The large-scale facility, in which ACWA Power is partnering with Air Products, will despatch 600 tonnes of green hydrogen per day – enough to power 20,000 buses, or abate 5m tonnes of carbon dioxide (CO2).

The project’s 2.2GW electrolysers will be fed by 4GW of renewable energy, and it aims to produce 1.2 million tonnes of green hydrogen-based ammonia annually.

“We now can show what’s really possible and we are confident to multiply that,” said Paddy Padmanathan, Vice-Chairman and CEO of ACWA Power, speaking on a panel at the Dii Desert Energy Leadership Summit in Cairo (November 3-5), announcing the start of the project’s construction. 

“We have already started work on a similar-sized project in Oman and embarked on one in Egypt. On the renewable energy front, we are busy developing projects that are typically 2GW. The volume of activity is such that, as capacity and technology expands, industrial capacity is located in these countries – and that’s starting to happen.”

He said it was able to take advantage of the MENA region’s abundant solar and wind energy, land availability, political stability and credit references, to attract capital investments required. ACWA Power has a market capitalisation of $35bn.

Cornelius Matthes, CEO Dii Desert Energy, expects a “massive acceleration” in the next few years – saying its hydrogen projects have risen from 37 to 61 – as a result of falling prices, improving technologies, and convergence of several factors which will hasten development.

“Hydrogen can become the new oil and gas,” he said. “Egypt can generate more revenues from hydrogen than gas in the mid term, and we see a lot of projects coming. The Suez can be the ‘centre of gravity’ locally and internationally.”

Katherina Reiche, Chairwoman of the Board of Westenergie AG  and Chairwoman of the National Hydrogen Council of the German Government, presented a slide showing the targets for hydrogen in Europe’s largest economy. She said the goal was to produce hydrogen at $1 per kilogram by 2025. 

She said, “The European Commission should decide to not only have state aid not just for CAPEX but also OPEX investment. In future we have to combine different subsidies. It’s now time to go for the investments, and we need better regulations which make it possible to invest much faster. The Inflation Reduction Act shows what political decisions can make.”
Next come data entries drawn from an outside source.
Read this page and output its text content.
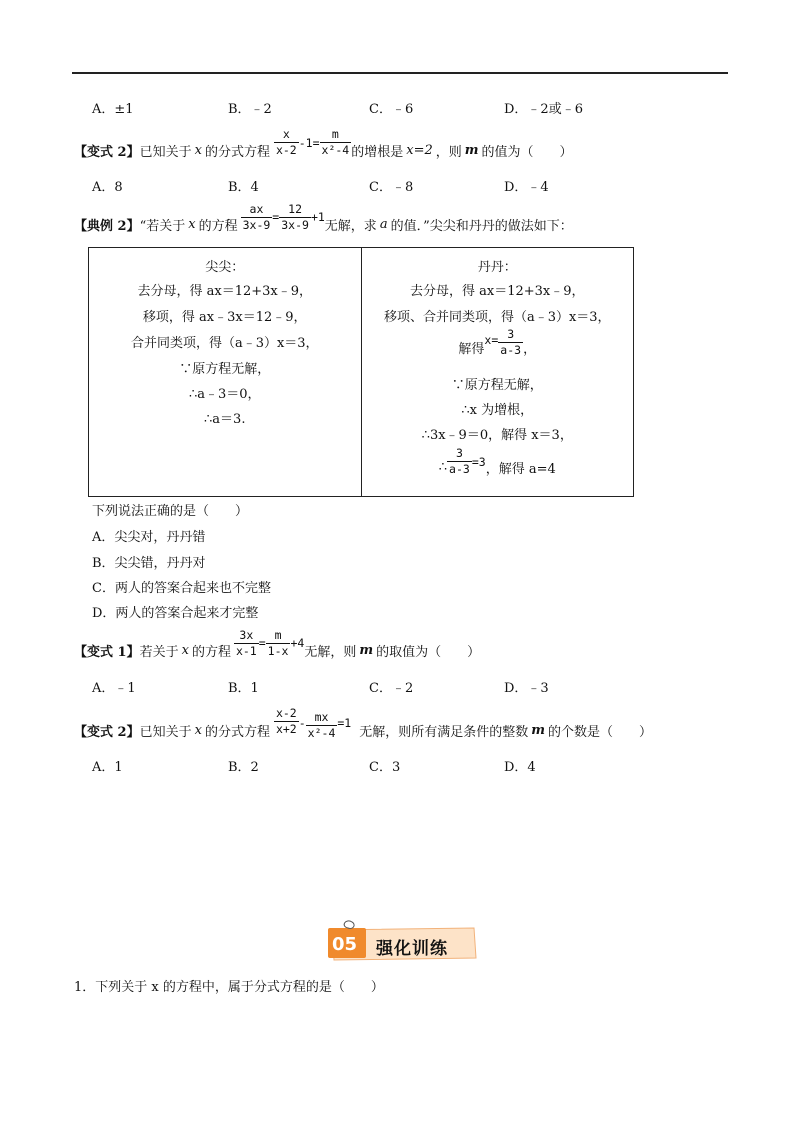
A．±1	B．﹣2	C．﹣6	D．﹣2或﹣6
【变式 2】 已知关于 x 的分式方程 $\frac{x}{x-2} -1= \frac{m}{\text{x²-4}}$ 的增根是 x=2 ，则 m 的值为（　　）
A．8	B．4	C．﹣8	D．﹣4
【典例 2】 “若关于 x 的方程 $\frac{ax}{3x-9} = \frac{12}{3x-9} +1$
无解，求 a 的值．”尖尖和丹丹的做法如下：
尖尖：
去分母，得 ax＝12+3x﹣9，
移项，得 ax﹣3x＝12﹣9，
合并同类项，得（a﹣3）x＝3，
∵原方程无解，
∴a﹣3＝0，
∴a＝3.

丹丹：
去分母，得 ax＝12+3x﹣9，
移项、合并同类项，得（a﹣3）x＝3，
解得
$x= \frac{3}{a-3}$ ，
∵原方程无解，
∴x 为增根，
∴3x﹣9＝0，解得 x＝3，
∴ $\frac{3}{a-3} =3$
，解得 a=4
下列说法正确的是（　　）
A．尖尖对，丹丹错
B．尖尖错，丹丹对
C．两人的答案合起来也不完整
D．两人的答案合起来才完整
【变式 1】 若关于 x 的方程 $\frac{3x}{x-1} = \frac{m}{1-x} +4$
无解，则 m 的取值为（　　）
A．﹣1	B．1	C．﹣2	D．﹣3
【变式 2】 已知关于 x 的分式方程 $\frac{x-2}{x+2} - \frac{mx}{\text{x²-4}} =1$
无解，则所有满足条件的整数 m 的个数是（　　）
A．1	B．2	C．3	D．4
05 强化训练
1．下列关于 x 的方程中，属于分式方程的是（　　）
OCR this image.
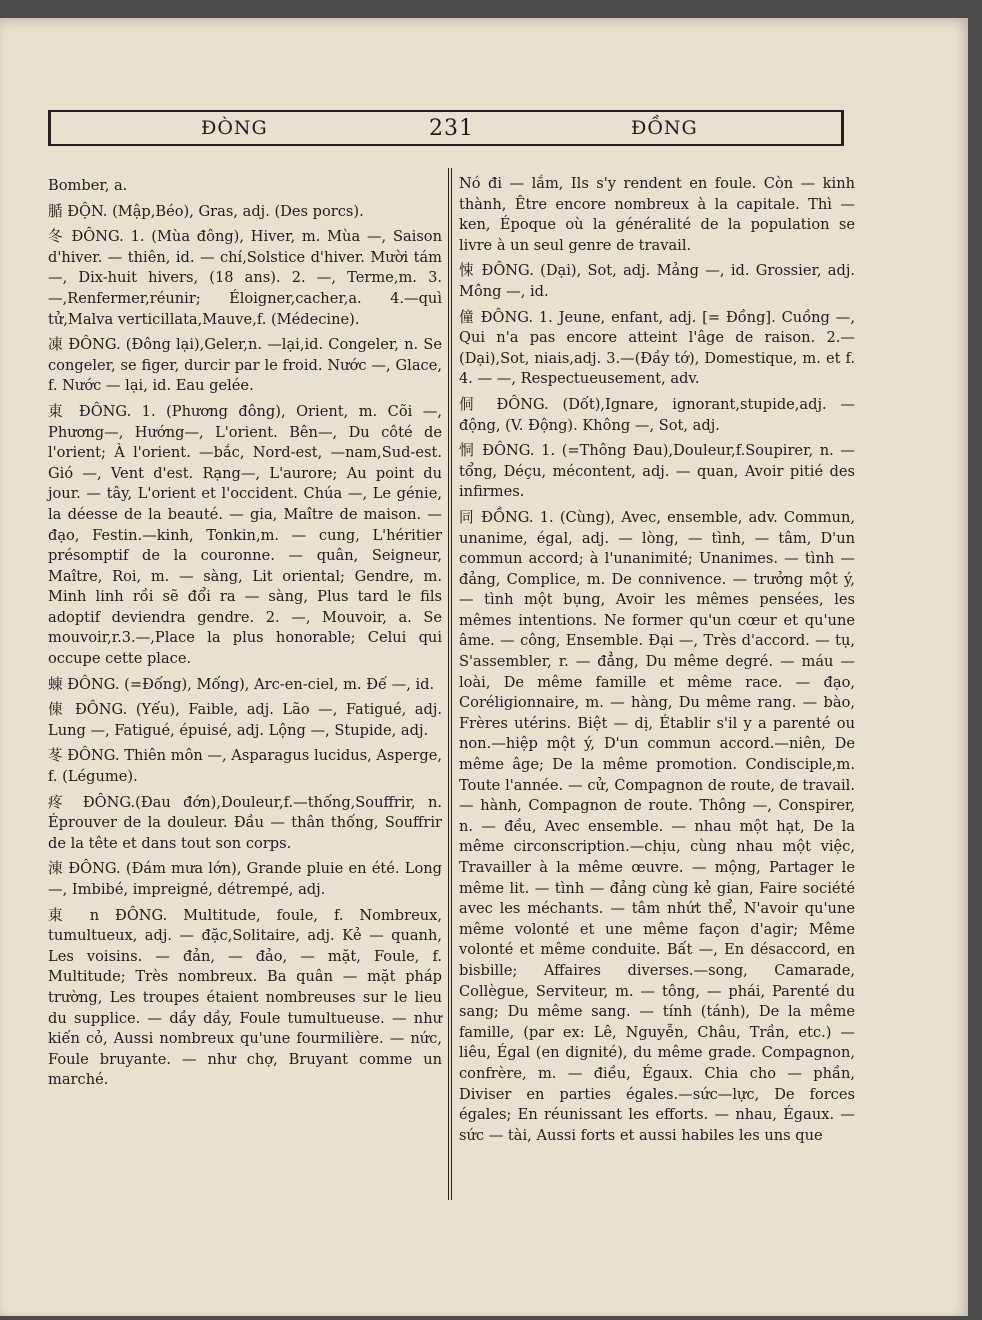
ĐÒNG	231	ĐỒNG

Bomber, a.

腯 ĐỘN. (Mập,Béo), Gras, adj. (Des porcs).

冬 ĐÔNG. 1. (Mùa đông), Hiver, m. Mùa —, Saison d'hiver. — thiên, id. — chí,Solstice d'hiver. Mười tám —, Dix-huit hivers, (18 ans). 2. —, Terme,m. 3. —,Renfermer,réunir; Éloigner,cacher,a. 4.—quì tử,Malva verticillata,Mauve,f. (Médecine).

凍 ĐÔNG. (Đông lại),Geler,n. —lại,id. Congeler, n. Se congeler, se figer, durcir par le froid. Nước —, Glace, f. Nước — lại, id. Eau gelée.

東 ĐÔNG. 1. (Phương đông), Orient, m. Cõi —, Phương—, Hướng—, L'orient. Bên—, Du côté de l'orient; À l'orient. —bắc, Nord-est, —nam,Sud-est. Gió —, Vent d'est. Rạng—, L'aurore; Au point du jour. — tây, L'orient et l'occident. Chúa —, Le génie, la déesse de la beauté. — gia, Maître de maison. —đạo, Festin.—kinh, Tonkin,m. — cung, L'héritier présomptif de la couronne. — quân, Seigneur, Maître, Roi, m. — sàng, Lit oriental; Gendre, m. Minh linh rồi sẽ đổi ra — sàng, Plus tard le fils adoptif deviendra gendre. 2. —, Mouvoir, a. Se mouvoir,r.3.—,Place la plus honorable; Celui qui occupe cette place.

蝀 ĐÔNG. (=Đống), Mống), Arc-en-ciel, m. Đế —, id.

倲 ĐÔNG. (Yếu), Faible, adj. Lão —, Fatigué, adj. Lung —, Fatigué, épuisé, adj. Lộng —, Stupide, adj.

苳 ĐÔNG. Thiên môn —, Asparagus lucidus, Asperge, f. (Légume).

疼 ĐÔNG.(Đau đớn),Douleur,f.—thống,Souffrir, n. Éprouver de la douleur. Đầu — thân thống, Souffrir de la tête et dans tout son corps.

涷 ĐÔNG. (Đám mưa lớn), Grande pluie en été. Long —, Imbibé, impreigné, détrempé, adj.

東 n ĐÔNG. Multitude, foule, f. Nombreux, tumultueux, adj. — đặc,Solitaire, adj. Kẻ — quanh, Les voisins. — đản, — đảo, — mặt, Foule, f. Multitude; Très nombreux. Ba quân — mặt pháp trường, Les troupes étaient nombreuses sur le lieu du supplice. — dầy dầy, Foule tumultueuse. — như kiến cỏ, Aussi nombreux qu'une fourmilière. — nức, Foule bruyante. — như chợ, Bruyant comme un marché.

Nó đi — lắm, Ils s'y rendent en foule. Còn — kinh thành, Être encore nombreux à la capitale. Thì — ken, Époque où la généralité de la population se livre à un seul genre de travail.

悚 ĐÔNG. (Dại), Sot, adj. Mảng —, id. Grossier, adj. Mông —, id.

僮 ĐÔNG. 1. Jeune, enfant, adj. [= Đồng]. Cuồng —, Qui n'a pas encore atteint l'âge de raison. 2.—(Dại),Sot, niais,adj. 3.—(Đầy tớ), Domestique, m. et f. 4. — —, Respectueusement, adv.

侗 ĐÔNG. (Dốt),Ignare, ignorant,stupide,adj. — động, (V. Động). Không —, Sot, adj.

恫 ĐÔNG. 1. (=Thông Đau),Douleur,f.Soupirer, n. — tổng, Déçu, mécontent, adj. — quan, Avoir pitié des infirmes.

同 ĐỒNG. 1. (Cùng), Avec, ensemble, adv. Commun, unanime, égal, adj. — lòng, — tình, — tâm, D'un commun accord; à l'unanimité; Unanimes. — tình — đảng, Complice, m. De connivence. — trưởng một ý, — tình một bụng, Avoir les mêmes pensées, les mêmes intentions. Ne former qu'un cœur et qu'une âme. — công, Ensemble. Đại —, Très d'accord. — tụ, S'assembler, r. — đẳng, Du même degré. — máu — loài, De même famille et même race. — đạo, Coréligionnaire, m. — hàng, Du même rang. — bào, Frères utérins. Biệt — dị, Établir s'il y a parenté ou non.—hiệp một ý, D'un commun accord.—niên, De même âge; De la même promotion. Condisciple,m. Toute l'année. — cử, Compagnon de route, de travail. — hành, Compagnon de route. Thông —, Conspirer, n. — đều, Avec ensemble. — nhau một hạt, De la même circonscription.—chịu, cùng nhau một việc, Travailler à la même œuvre. — mộng, Partager le même lit. — tình — đảng cùng kẻ gian, Faire société avec les méchants. — tâm nhứt thể, N'avoir qu'une même volonté et une même façon d'agir; Même volonté et même conduite. Bất —, En désaccord, en bisbille; Affaires diverses.—song, Camarade, Collègue, Serviteur, m. — tông, — phái, Parenté du sang; Du même sang. — tính (tánh), De la même famille, (par ex: Lê, Nguyễn, Châu, Trần, etc.) — liêu, Égal (en dignité), du même grade. Compagnon, confrère, m. — điều, Égaux. Chia cho — phần, Diviser en parties égales.—sức—lực, De forces égales; En réunissant les efforts. — nhau, Égaux. — sức — tài, Aussi forts et aussi habiles les uns que
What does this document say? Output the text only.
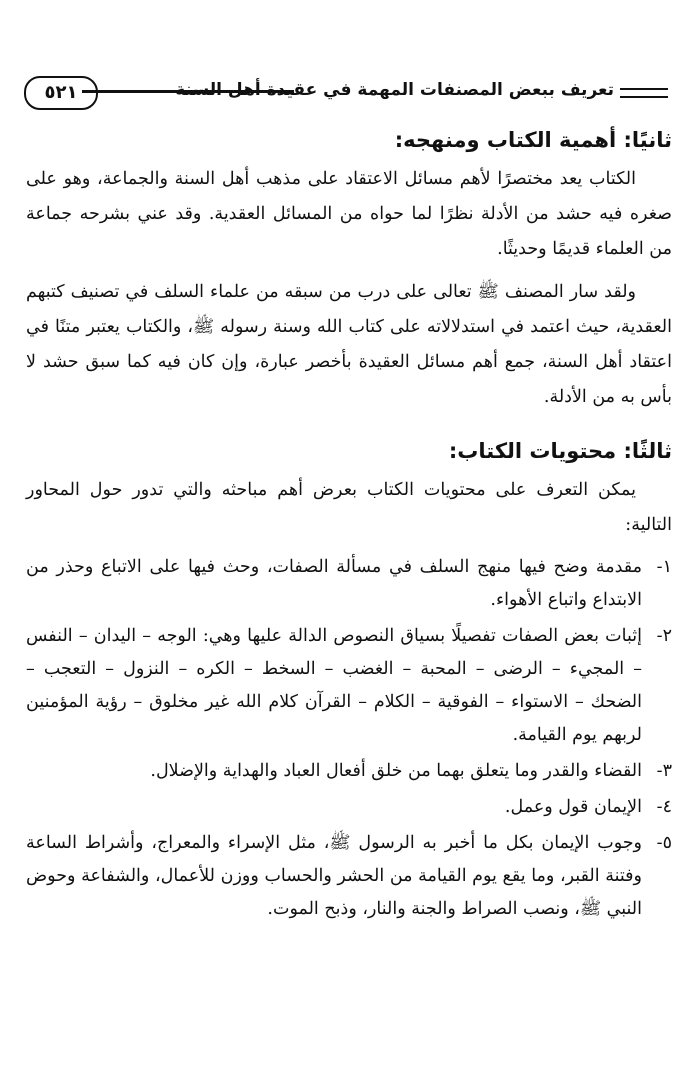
تعريف ببعض المصنفات المهمة في عقيدة أهل السنة
٥٢١
ثانيًا: أهمية الكتاب ومنهجه:

الكتاب يعد مختصرًا لأهم مسائل الاعتقاد على مذهب أهل السنة والجماعة، وهو على صغره فيه حشد من الأدلة نظرًا لما حواه من المسائل العقدية. وقد عني بشرحه جماعة من العلماء قديمًا وحديثًا.

ولقد سار المصنف ﷺ تعالى على درب من سبقه من علماء السلف في تصنيف كتبهم العقدية، حيث اعتمد في استدلالاته على كتاب الله وسنة رسوله ﷺ، والكتاب يعتبر متنًا في اعتقاد أهل السنة، جمع أهم مسائل العقيدة بأخصر عبارة، وإن كان فيه كما سبق حشد لا بأس به من الأدلة.

ثالثًا: محتويات الكتاب:

يمكن التعرف على محتويات الكتاب بعرض أهم مباحثه والتي تدور حول المحاور التالية:

١-
مقدمة وضح فيها منهج السلف في مسألة الصفات، وحث فيها على الاتباع وحذر من الابتداع واتباع الأهواء.
٢-
إثبات بعض الصفات تفصيلًا بسياق النصوص الدالة عليها وهي: الوجه – اليدان – النفس – المجيء – الرضى – المحبة – الغضب – السخط – الكره – النزول – التعجب – الضحك – الاستواء – الفوقية – الكلام – القرآن كلام الله غير مخلوق – رؤية المؤمنين لربهم يوم القيامة.
٣-
القضاء والقدر وما يتعلق بهما من خلق أفعال العباد والهداية والإضلال.
٤-
الإيمان قول وعمل.
٥-
وجوب الإيمان بكل ما أخبر به الرسول ﷺ، مثل الإسراء والمعراج، وأشراط الساعة وفتنة القبر، وما يقع يوم القيامة من الحشر والحساب ووزن للأعمال، والشفاعة وحوض النبي ﷺ، ونصب الصراط والجنة والنار، وذبح الموت.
The cheapest way to transport molecules is by pipeline, she said, adding that it was possible to use 85% of existing infrastructure. “Neither Germany nor the continent will have the capacity to produce all the hydrogen which is needed.”

Andreas Beckers, Country CEO and Executive Board Member, thyssenkrupp Uhde Egypt, said the level of partnerships demonstrates that the transition is happening.

“We have a tremendous task to transfer to Net-Zero, and we announced in September to invest in steel production in Duisburg which will avoid emissions of 3.5 million tonnes annually,” he said.

“In this group, we have the synergy – not only on the demand, production side, but the technologies that have been developed over many decades. COP27 will showcase many of the actions undertaken, which are the role models for future solutions. We have the triangle of demand, supply and infrastructure.”